Opinion

KLAVAN: Good News Is No News

   DailyWire.com
Copies of the New York Times sit for sale in a rack July 23, 2008 in New York City. The New York broadsheet announced it posted an 82 percent decline in second quarter profits as compared to last year.
Photo by Mario Tama/Getty Images

After a long lifetime of following the news, I can’t help being struck by how good it all is. Stock market soaring, jobs abundant, shoppers with money to spend. The Saturday before Christmas was the country’s best retail day ever, as in ever. And, while journalists and other Democrats continually predict disaster overseas, the ISIS caliphate has been erased, terrorists are being blown up, and trade deals are being made without a major war or depression in sight.

Sure, there are the usual crises, tragedies, and long-term problems in the offing – we ain’t in heaven yet. Still, here in this corner of the earth, life seems unusually good.

And not just here either. In a much-noticed article in the British Spectator, Matt Ridley declared the 2010’s the best decade in human history. Twenty-eight percent of all the wealth ever created was created in the last ten years. Extreme poverty around the world was halved. Child mortality was reduced by a third. Life expectancy went up. Use of resources went down. The number of free countries: up. The number of deaths from pollution and weather: down. In the immortal words of Titothe Cat: If this is torture, chain me to the wall.

But while all this good news managed to break through during the slow Christmas season, don’t count on seeing too much of it. The old expression “If it bleed, it leads” is not just journalistic cynicism, it’s a response to human nature. Because good news is temporary, but death is permanent, we’ve evolved to pay close attention to threats and danger.

The science guys call this “negativity bias.” As John Tierney and Roy F. Baumeister recently explained in the Wall Street Journal: “bad health or bad parenting makes much more difference than good health or good parenting. A negative image stimulates more electrical activity in the brain than does a positive image. The pain of criticism is much stronger than the pleasure of praise. A single bad event can produce lifelong trauma, but there is no psychological term for the opposite of trauma because no good event has such a lasting impact. Or as the great sportscaster Vin Scully put it: “Losing feels worse than winning feels good.”

This means that good news is no news. It’s bad business. John Fund points out in a piece for the Fox News website: In 2014, the Russian news site City Reporter decided to cover only good news and silver linings for an entire day. It lost two-thirds of its normal readership that day. When I was growing up in California, a businessman in my hometown launched The Good News, an unrelentingly cheerful weekly paper that found subscribers in 50 states and 10 countries. But it went broke in 16 months.

Still, when it suits their relentlessly left-wing bias, our mainstream news media can overcome good business practice. We all remember how the scandal-ridden Obama administration was “scandal free” to the media, and how eight years of sluggish growth and low-paying part-time jobs was reported as if it were some kind of economic miracle.

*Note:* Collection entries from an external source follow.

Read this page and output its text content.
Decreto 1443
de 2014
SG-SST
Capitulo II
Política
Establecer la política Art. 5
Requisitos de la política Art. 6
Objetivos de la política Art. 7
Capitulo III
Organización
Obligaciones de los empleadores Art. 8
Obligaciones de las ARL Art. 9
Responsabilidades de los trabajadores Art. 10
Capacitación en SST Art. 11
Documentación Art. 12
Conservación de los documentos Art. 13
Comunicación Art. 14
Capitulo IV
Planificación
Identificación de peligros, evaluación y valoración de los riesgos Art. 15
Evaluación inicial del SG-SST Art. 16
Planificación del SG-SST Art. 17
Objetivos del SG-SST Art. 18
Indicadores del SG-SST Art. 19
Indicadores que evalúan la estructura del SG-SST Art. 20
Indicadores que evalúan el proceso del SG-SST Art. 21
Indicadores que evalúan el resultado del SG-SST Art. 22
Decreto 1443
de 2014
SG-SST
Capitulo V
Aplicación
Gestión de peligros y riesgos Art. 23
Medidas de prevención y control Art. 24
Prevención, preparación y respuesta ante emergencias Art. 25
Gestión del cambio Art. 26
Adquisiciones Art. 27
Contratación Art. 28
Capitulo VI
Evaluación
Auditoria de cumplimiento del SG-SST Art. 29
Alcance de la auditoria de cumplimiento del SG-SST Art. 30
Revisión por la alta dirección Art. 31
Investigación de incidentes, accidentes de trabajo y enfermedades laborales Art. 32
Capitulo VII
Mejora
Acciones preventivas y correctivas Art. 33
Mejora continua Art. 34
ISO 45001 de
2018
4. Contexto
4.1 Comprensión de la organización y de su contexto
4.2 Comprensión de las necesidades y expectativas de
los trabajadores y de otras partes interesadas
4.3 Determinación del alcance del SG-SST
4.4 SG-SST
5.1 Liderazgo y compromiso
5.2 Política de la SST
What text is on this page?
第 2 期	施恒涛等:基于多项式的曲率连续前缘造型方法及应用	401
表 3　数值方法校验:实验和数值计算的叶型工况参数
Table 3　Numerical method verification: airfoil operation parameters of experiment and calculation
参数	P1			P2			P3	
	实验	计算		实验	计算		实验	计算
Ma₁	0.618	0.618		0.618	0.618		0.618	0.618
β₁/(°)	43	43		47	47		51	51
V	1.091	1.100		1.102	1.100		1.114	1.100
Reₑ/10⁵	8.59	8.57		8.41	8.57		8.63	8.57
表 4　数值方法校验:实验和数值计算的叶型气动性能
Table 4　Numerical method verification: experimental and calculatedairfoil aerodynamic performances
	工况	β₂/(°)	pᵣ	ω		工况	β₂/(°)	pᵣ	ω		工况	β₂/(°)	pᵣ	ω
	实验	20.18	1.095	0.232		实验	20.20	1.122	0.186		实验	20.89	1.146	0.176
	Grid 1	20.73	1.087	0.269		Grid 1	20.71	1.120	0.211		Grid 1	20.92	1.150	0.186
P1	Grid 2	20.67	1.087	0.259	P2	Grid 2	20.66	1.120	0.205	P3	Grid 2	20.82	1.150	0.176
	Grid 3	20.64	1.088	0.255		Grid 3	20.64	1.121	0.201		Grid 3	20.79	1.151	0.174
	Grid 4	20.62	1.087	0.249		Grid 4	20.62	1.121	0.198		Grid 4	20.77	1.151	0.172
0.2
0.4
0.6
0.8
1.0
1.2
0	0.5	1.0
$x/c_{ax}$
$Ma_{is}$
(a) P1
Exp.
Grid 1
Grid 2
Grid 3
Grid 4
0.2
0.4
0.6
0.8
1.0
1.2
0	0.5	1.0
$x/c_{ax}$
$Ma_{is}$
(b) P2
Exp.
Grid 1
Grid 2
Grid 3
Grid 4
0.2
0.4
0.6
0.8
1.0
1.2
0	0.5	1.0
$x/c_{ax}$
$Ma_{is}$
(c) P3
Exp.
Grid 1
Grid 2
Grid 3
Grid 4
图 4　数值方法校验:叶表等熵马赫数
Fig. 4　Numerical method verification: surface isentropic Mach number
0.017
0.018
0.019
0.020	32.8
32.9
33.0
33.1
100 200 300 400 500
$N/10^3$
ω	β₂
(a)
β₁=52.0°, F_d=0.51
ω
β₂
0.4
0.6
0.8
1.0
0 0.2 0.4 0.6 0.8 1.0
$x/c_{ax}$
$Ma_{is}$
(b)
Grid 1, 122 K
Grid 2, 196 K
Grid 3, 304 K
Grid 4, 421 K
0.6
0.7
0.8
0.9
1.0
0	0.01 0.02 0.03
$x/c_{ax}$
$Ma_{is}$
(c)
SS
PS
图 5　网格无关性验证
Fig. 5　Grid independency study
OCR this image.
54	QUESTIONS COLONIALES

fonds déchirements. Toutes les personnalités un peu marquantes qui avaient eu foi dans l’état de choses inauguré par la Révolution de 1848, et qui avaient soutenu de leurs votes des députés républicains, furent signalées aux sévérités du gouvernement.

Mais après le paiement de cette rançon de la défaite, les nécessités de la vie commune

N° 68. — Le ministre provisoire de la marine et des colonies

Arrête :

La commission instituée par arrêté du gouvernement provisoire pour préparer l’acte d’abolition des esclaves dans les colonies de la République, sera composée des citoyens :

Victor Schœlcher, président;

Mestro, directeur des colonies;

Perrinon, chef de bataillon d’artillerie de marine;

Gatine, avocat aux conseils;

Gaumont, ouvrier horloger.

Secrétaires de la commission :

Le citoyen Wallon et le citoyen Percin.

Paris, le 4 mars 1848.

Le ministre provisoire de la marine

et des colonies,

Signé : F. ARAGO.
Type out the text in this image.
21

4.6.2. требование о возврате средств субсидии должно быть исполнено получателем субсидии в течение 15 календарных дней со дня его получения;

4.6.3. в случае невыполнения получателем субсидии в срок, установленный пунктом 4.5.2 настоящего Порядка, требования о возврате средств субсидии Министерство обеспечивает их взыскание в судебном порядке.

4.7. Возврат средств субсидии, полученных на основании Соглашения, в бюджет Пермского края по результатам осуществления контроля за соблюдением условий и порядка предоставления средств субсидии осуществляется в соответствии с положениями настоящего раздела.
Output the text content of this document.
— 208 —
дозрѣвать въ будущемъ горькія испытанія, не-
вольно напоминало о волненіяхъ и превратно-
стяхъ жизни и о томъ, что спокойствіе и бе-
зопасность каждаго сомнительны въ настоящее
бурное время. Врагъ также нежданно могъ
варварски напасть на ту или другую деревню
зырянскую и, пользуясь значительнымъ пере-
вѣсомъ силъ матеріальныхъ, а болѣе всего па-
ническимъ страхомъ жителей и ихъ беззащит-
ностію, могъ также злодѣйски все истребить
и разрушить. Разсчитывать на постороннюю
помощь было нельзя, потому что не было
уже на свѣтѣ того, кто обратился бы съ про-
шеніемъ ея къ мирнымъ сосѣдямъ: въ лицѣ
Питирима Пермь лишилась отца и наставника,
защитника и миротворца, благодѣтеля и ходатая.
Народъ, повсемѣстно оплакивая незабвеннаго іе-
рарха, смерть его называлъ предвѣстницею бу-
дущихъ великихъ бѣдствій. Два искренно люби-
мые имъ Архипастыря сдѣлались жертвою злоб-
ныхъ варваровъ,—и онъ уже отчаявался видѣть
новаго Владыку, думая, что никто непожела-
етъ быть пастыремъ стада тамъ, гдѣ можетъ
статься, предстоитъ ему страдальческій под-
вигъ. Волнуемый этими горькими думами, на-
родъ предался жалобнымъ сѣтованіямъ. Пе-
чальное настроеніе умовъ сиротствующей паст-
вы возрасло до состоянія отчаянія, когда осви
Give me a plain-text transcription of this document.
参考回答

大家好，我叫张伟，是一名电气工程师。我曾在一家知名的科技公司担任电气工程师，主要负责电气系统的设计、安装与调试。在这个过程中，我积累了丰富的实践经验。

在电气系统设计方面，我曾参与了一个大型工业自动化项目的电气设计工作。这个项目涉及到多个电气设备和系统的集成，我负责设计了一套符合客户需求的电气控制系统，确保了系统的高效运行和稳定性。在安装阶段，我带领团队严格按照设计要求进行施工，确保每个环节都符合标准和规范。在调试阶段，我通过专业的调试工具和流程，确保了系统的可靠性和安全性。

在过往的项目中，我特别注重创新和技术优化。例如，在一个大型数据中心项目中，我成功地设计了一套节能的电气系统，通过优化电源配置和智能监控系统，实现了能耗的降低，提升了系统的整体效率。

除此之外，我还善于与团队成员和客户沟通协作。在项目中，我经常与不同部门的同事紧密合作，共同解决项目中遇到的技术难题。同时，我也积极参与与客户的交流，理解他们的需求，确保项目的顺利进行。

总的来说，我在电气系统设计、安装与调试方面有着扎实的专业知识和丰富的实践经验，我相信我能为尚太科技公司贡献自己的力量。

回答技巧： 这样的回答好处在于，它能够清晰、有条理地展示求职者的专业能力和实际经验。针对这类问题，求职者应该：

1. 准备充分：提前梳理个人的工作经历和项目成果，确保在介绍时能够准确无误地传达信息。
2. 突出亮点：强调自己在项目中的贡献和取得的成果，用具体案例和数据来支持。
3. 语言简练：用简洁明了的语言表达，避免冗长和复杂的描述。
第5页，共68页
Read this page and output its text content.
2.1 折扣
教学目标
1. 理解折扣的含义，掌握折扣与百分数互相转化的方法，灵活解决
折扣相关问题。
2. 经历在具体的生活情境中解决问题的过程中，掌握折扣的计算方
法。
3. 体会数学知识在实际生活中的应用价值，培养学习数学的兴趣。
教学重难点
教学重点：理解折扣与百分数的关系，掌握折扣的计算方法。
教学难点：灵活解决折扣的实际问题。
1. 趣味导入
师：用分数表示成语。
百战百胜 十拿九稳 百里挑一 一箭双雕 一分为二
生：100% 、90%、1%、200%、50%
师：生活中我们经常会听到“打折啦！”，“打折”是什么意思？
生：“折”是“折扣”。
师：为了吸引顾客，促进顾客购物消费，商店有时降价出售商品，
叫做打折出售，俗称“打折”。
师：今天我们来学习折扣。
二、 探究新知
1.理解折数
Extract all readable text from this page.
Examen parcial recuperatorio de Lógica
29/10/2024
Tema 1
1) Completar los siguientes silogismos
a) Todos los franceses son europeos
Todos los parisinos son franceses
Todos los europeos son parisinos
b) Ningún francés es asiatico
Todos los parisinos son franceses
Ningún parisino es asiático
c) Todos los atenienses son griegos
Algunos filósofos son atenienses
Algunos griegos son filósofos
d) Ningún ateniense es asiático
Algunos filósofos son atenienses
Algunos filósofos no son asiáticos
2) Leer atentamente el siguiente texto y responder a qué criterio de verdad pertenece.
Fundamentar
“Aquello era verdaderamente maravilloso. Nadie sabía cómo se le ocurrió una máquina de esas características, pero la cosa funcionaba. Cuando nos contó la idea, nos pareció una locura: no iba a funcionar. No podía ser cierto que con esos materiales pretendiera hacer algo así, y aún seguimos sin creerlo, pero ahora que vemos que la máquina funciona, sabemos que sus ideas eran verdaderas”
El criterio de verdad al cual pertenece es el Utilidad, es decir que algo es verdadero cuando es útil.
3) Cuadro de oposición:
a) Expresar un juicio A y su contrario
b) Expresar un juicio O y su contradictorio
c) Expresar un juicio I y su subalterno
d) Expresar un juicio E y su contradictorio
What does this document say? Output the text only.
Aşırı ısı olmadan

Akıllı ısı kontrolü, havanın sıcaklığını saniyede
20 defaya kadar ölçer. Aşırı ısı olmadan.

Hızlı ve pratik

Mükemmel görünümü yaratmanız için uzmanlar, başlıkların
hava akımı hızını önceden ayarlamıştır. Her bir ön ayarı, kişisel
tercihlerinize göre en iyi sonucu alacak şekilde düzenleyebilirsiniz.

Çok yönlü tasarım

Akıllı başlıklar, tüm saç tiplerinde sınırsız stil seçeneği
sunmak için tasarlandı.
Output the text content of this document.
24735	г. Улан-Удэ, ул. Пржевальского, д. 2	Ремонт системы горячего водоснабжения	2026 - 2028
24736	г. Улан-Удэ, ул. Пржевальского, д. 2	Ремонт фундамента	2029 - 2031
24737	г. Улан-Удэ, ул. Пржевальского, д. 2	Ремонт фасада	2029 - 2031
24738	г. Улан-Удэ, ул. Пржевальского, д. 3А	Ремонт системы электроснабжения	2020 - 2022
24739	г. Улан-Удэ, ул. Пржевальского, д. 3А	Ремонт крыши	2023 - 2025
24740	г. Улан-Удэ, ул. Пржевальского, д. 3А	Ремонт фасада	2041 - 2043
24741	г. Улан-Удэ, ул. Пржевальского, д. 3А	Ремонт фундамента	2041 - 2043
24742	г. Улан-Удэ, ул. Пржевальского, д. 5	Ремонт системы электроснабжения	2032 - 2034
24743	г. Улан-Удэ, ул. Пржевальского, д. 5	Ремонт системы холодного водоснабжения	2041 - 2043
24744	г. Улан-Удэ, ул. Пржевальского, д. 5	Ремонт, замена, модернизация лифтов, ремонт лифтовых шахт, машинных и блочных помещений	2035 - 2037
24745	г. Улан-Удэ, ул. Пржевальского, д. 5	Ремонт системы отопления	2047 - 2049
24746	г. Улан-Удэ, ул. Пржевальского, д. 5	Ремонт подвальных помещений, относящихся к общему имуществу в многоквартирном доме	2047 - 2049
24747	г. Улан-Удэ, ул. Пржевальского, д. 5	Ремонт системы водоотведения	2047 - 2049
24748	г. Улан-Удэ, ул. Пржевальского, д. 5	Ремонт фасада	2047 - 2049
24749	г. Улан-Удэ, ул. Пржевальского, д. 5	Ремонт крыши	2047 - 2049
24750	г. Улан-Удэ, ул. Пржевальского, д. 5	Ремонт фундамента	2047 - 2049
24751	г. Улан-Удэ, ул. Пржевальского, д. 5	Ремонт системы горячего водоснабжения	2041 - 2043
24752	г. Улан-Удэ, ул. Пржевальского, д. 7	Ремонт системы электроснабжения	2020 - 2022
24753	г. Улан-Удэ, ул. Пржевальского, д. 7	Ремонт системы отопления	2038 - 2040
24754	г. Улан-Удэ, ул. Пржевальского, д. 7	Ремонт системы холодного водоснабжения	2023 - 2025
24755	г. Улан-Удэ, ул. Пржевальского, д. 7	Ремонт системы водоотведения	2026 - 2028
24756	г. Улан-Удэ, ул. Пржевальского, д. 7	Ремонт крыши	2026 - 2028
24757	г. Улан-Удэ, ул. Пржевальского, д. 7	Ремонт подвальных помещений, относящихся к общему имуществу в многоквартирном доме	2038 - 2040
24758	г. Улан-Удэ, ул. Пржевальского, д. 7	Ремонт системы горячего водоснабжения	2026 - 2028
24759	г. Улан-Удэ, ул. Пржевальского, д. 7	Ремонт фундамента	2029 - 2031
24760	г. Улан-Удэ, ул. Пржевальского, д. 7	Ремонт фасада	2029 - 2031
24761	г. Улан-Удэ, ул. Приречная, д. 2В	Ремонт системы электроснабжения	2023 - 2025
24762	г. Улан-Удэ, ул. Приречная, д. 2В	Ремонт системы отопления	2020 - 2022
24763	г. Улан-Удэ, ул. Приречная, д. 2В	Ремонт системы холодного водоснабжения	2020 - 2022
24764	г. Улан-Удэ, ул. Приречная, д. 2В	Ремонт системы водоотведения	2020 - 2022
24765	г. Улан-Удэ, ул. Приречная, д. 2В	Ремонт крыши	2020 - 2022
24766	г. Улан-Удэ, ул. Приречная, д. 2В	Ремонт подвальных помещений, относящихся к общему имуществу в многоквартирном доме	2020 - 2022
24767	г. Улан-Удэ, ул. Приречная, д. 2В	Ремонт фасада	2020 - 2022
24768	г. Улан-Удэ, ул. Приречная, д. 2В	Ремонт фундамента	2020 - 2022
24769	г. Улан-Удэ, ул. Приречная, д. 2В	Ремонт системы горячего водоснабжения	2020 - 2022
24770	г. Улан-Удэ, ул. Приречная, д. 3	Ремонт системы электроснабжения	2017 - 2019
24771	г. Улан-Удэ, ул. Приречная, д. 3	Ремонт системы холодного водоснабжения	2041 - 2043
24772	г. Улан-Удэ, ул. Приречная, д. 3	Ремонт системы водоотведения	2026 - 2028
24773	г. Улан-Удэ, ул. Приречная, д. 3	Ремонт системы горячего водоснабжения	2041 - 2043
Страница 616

But when Republicans are in power, screw that, every day’s a disaster. Anyone who watches network news or reads the New York Times these days would think we were living in the End Times.

“Why is America So Depressed?” asks writer Lee Siegel in a Times op-ed. Commenting on the shocking rise in American depression and suicide over the last ten years, Siegel writes, “this mental carnage is occurring at a time when decades of social and political division have set against each other black and white, men and women, old and young. Beyond bitter social antagonisms, the country is racked by mass shootings, the mind-bending perils of the internet, revelations of widespread sexual predation, the worsening effects of climate change, virulent competition, the specter of antibiotic-resistant bacteria, grinding student debt and crises in housing, health care and higher education.

The question is: if one stopped reading the New York Times, how many of these problems would instantly improve or simply disappear? Will the decade of American depression and suicide – which occurred in tandem with all the global good news – continue now that President the Donald has put America First and turned the sluggish Obama economy around?

If Americans start to cheer up over the next year or so, we will have cause to wonder if America’s suicidal funk was simply the result of eight years of incompetent Democrat governance, Obama anti-Americanism, and the smiley-face lies of a collusive press.